"Every prompt you polish is a mini-tutorial for the intern who replaces you."
In the emerging landscape of human-AI collaboration, we face a fascinating coincidence: by meticulously documenting processes for AI systems, we're simultaneously solving one of the most persistent challenges in organisational knowledge management: it is becoming not just important but essential to capture tacit knowledge that previously remained locked in experts' minds.
We're entering a new terrain of critical thinking. The challenge is no longer just finding the right answer, but "understanding the topography of AI's thinking landscape—identifying peaks of superhuman competence and valleys where systems confidently generate plausible-sounding errors." This makes our documentation efforts not just operational necessities but strategic advantages.
The Tacit Knowledge Problem
Historically, organisations have struggled with what philosopher Michael Polanyi identified as tacit knowledge: "we can know more than we can tell." This expertise, embedded in experience rather than explicit instructions, has traditionally been transferred through apprenticeship, direct observation, or costly trial and error.
Knowledge capture has been prohibitively expensive. Best practices remained trapped in silos, passed as tribal wisdom between team members. These insights are valuable yet invisible, impossible to scale, and vulnerable to loss when experts depart. Organisations accepted this as an inevitable limitation.
How AI Rewrites the Knowledge Equation
AI's entry flips this script dramatically. By requiring us to articulate processes explicitly for machine consumption, AI becomes an unexpected catalyst for knowledge extraction. When we write prompts, clarify workflows, or structure data for AI systems, we're potentially creating training materials for our human teams simultaneously.

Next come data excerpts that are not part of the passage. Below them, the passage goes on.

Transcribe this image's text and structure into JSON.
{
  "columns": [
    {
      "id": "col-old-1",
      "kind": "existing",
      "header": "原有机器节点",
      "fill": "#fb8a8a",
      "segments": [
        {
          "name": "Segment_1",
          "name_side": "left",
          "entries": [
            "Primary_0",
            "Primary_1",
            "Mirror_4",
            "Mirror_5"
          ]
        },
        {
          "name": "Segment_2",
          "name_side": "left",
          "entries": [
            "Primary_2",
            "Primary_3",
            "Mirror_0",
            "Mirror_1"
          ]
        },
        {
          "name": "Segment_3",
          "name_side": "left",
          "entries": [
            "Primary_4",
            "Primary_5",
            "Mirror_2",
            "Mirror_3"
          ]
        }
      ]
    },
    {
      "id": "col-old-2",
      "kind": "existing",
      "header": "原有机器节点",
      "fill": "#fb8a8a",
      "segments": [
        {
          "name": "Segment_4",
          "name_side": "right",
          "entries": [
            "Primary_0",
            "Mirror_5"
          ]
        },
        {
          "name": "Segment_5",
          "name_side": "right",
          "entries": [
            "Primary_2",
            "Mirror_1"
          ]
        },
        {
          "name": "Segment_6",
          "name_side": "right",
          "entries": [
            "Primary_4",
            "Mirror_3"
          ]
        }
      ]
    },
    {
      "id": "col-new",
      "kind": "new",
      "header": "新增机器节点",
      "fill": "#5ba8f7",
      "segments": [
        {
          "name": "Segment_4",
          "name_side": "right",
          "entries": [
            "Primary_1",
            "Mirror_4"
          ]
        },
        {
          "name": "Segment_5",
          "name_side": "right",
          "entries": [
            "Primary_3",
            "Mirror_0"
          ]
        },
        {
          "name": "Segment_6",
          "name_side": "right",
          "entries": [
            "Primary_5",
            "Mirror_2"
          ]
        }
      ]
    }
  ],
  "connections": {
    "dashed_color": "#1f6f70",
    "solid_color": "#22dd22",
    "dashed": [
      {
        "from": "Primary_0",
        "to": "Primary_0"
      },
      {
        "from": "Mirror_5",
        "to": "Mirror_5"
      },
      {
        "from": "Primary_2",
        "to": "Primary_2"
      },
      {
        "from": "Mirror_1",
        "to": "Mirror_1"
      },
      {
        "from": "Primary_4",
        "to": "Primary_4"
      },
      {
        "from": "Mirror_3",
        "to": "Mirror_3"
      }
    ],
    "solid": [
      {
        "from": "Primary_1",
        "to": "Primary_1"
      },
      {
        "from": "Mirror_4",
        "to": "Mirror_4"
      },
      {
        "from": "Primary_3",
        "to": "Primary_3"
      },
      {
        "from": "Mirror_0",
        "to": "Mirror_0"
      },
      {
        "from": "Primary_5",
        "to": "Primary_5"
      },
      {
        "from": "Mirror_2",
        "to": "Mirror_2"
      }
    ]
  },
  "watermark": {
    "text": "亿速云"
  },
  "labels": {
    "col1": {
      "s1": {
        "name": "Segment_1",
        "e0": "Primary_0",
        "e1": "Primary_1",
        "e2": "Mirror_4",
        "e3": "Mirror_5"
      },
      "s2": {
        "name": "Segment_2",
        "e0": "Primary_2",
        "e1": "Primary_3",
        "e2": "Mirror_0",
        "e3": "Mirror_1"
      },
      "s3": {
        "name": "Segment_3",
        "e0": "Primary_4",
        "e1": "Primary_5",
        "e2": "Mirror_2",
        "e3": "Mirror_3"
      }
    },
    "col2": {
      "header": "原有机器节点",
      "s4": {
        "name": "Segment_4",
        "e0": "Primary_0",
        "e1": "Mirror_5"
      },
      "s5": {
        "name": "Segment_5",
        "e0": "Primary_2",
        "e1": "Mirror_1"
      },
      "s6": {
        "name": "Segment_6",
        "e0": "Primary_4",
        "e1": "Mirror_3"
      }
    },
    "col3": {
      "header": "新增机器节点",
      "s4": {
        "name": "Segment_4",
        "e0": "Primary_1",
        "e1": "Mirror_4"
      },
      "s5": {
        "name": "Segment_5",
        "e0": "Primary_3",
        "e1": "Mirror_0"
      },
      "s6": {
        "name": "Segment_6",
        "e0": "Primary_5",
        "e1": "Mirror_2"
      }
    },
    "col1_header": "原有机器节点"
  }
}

This parallel benefit transforms the economics of documentation. AI-driven knowledge capture reduces costs to near zero. The barrier to creating comprehensive, precise guides has never been lower.
The New Shape of Critical Thinking
As "The Great Cognitive Outsourcing" suggests, valuable thinking is evolving beyond traditional critical analysis. We're spending more time at "the top end of higher order thinking" as we:
- Define problems in ways AI can approach
- Synthesise insights across disparate AI outputs
- Apply ethical frameworks and real-world context
- Take ultimate responsibility for final outputs
The documentation we create for AI becomes the map for navigating this new cognitive landscape—benefiting both our machines and our colleagues.
From Unstructured to Structured Knowledge
Today's AI tools can convert unstructured data (conversations, meetings, casual explanations) into structured, actionable information. This transformation turns implicit knowledge into explicit "recipes" that both humans and machines can follow.
This process mirrors what researchers like José Luis Ricón have identified as the ideal way to scale expertise: creating "libraries of expert performances with commentary" and "documentation of difficulty and failure patterns." By documenting for AI, we're building these libraries by necessity rather than choice.
While my earlier article "The Soon-to-be Obsolete Skill of Prompt Engineering" argued that our current prompt-based interfaces will eventually become legacy systems, the documentation they generate will retain value long after the interfaces evolve. The explicit knowledge captured today forms the foundation for tomorrow's more intuitive AI interactions.
Documentation as Competitive Advantage
So let's reframe our understanding: AI isn't deskilling workers; it is catalysing unprecedented knowledge sharing. Good documentation hygiene isn't about accommodating machines; it's about cultivating clarity, efficiency, and precision that benefits everyone.
Every minute spent refining systems for AI simultaneously sharpens our collective human capability. The organisations that recognise this hidden benefit will discover that in documenting for machines, they've inadvertently created their most valuable asset: a comprehensive, accessible repository of organisational wisdom that transforms tacit expertise into shared knowledge at scale.